DesigningWoman · 15/09/2024 14:15

eggandonion · 15/09/2024 13:43

I think Dyson of the Electrics has just bought a nice estate on the Blackwater.
I am middle class NI and say ketchup. My dh from a farm in NI doesn't approve of bottled sauce. But loves brown vinegar.
We live in south Munster but as blow ins had no old school ties so kids went to local community schools. Our northern relatives couldn't cope with the idea of no eleven plus and no school blazers.
The ideas that people have of the other side of the border are interesting!

He did — Ballynatray.

eggandonion · 15/09/2024 15:37

There is a right of way to a ruin at the edge of that property I think.
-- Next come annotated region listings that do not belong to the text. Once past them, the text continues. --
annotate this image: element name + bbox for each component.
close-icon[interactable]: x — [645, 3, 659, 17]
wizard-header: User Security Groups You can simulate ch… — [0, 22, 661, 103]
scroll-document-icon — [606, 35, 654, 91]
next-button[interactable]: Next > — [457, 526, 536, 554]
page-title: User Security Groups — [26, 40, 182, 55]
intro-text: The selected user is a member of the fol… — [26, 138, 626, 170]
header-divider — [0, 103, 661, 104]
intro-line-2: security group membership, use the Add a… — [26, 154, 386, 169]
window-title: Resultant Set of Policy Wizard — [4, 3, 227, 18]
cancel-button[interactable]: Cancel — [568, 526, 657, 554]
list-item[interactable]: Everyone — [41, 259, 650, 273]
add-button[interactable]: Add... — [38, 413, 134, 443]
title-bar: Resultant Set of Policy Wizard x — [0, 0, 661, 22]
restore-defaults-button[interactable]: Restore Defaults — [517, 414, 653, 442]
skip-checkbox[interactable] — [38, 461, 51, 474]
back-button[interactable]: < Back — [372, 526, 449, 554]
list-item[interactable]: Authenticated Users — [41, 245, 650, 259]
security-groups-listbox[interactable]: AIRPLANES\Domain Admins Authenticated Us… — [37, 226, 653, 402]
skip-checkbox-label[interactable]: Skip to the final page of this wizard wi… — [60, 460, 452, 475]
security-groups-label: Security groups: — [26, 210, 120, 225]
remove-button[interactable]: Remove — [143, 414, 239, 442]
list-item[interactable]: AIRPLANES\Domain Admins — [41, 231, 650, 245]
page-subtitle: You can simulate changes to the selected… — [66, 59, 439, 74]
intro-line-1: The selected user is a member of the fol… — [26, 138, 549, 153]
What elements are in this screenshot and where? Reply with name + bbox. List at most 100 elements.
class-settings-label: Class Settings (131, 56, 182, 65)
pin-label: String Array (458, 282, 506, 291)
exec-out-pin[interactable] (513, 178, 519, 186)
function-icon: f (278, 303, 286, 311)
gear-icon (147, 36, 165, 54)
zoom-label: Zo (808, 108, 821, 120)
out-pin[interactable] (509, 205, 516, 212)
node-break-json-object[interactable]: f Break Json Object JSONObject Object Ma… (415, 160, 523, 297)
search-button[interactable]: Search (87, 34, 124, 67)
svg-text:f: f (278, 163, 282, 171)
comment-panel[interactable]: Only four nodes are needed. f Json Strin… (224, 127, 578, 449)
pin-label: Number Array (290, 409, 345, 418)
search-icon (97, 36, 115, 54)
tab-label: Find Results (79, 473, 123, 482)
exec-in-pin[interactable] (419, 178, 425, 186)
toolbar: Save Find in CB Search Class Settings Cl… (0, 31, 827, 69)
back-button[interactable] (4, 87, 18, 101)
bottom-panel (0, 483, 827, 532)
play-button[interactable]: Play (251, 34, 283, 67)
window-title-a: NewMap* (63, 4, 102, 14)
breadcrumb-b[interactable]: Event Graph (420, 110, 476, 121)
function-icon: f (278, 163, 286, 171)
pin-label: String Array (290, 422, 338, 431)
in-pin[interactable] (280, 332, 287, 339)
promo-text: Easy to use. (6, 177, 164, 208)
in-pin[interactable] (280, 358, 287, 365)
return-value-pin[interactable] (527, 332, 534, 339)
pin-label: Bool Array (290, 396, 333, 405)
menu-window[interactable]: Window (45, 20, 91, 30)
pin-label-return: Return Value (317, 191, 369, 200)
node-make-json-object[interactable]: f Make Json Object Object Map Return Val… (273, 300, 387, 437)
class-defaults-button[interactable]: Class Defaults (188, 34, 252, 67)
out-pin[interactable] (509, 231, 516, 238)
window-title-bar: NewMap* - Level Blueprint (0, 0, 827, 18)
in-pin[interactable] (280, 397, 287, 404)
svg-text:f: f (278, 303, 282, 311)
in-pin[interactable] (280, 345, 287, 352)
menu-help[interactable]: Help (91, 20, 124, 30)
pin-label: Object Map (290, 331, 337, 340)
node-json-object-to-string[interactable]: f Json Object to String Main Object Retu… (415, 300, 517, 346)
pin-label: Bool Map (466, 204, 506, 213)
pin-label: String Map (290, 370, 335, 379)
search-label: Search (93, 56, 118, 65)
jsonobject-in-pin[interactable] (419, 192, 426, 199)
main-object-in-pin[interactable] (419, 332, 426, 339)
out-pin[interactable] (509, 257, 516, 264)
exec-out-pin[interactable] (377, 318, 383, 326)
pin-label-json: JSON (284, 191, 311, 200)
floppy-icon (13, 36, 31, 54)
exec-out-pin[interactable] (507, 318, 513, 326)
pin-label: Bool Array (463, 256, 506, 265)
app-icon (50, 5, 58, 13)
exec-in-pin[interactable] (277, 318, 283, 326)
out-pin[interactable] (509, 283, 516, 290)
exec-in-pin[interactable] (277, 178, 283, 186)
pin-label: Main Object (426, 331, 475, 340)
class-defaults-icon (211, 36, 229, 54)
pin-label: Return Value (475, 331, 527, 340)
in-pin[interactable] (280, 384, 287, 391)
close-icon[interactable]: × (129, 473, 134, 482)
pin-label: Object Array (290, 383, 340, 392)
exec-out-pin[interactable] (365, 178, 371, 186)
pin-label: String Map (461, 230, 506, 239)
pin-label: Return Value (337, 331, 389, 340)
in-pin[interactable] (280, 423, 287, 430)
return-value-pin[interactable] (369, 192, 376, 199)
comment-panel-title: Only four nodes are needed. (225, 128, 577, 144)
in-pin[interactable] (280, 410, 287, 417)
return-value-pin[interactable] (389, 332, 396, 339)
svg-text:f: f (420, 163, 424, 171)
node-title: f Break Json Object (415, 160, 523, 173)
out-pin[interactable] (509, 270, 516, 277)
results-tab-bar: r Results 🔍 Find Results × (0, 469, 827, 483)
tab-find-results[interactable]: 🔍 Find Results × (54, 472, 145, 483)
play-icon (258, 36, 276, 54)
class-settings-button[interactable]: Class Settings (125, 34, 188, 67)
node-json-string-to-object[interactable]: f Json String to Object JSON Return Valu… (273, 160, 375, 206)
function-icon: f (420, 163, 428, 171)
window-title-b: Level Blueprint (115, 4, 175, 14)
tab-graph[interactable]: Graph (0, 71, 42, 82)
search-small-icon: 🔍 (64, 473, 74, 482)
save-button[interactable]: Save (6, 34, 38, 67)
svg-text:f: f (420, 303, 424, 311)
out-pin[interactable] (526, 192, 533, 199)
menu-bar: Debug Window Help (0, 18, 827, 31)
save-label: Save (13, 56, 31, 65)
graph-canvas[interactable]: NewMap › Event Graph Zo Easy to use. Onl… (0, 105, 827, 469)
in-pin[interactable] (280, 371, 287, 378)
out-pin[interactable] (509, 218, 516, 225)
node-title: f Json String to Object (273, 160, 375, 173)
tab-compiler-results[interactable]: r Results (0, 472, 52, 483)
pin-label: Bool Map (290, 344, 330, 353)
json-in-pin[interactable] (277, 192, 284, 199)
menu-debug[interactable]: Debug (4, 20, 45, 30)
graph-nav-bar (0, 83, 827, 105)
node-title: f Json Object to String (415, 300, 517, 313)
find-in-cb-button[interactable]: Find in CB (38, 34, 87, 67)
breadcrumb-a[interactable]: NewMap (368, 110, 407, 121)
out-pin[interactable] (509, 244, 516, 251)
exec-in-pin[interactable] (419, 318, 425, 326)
It was only a rumour that he was the new owner when we went for a walk there.
There was a group of Baptists doing a total immersion baptism in the river.
I hope he doesn't block the walk.
Lissadell is lovely but only open a small part of the year.

BobbyBiscuits · 15/09/2024 15:42

I'm second generation Irish. My mum always thought the class system in Ireland was much worse. Like everyone was such a snob.
It was a bit religion based initially, but then I think money and education played a big part. Like oh, your dad is a builder- lower. Oh, your dad's an accountant- higher.
She left the country in the 60s, but when she visits there still seems a bit of small town style prejudice. Despite living in the capital.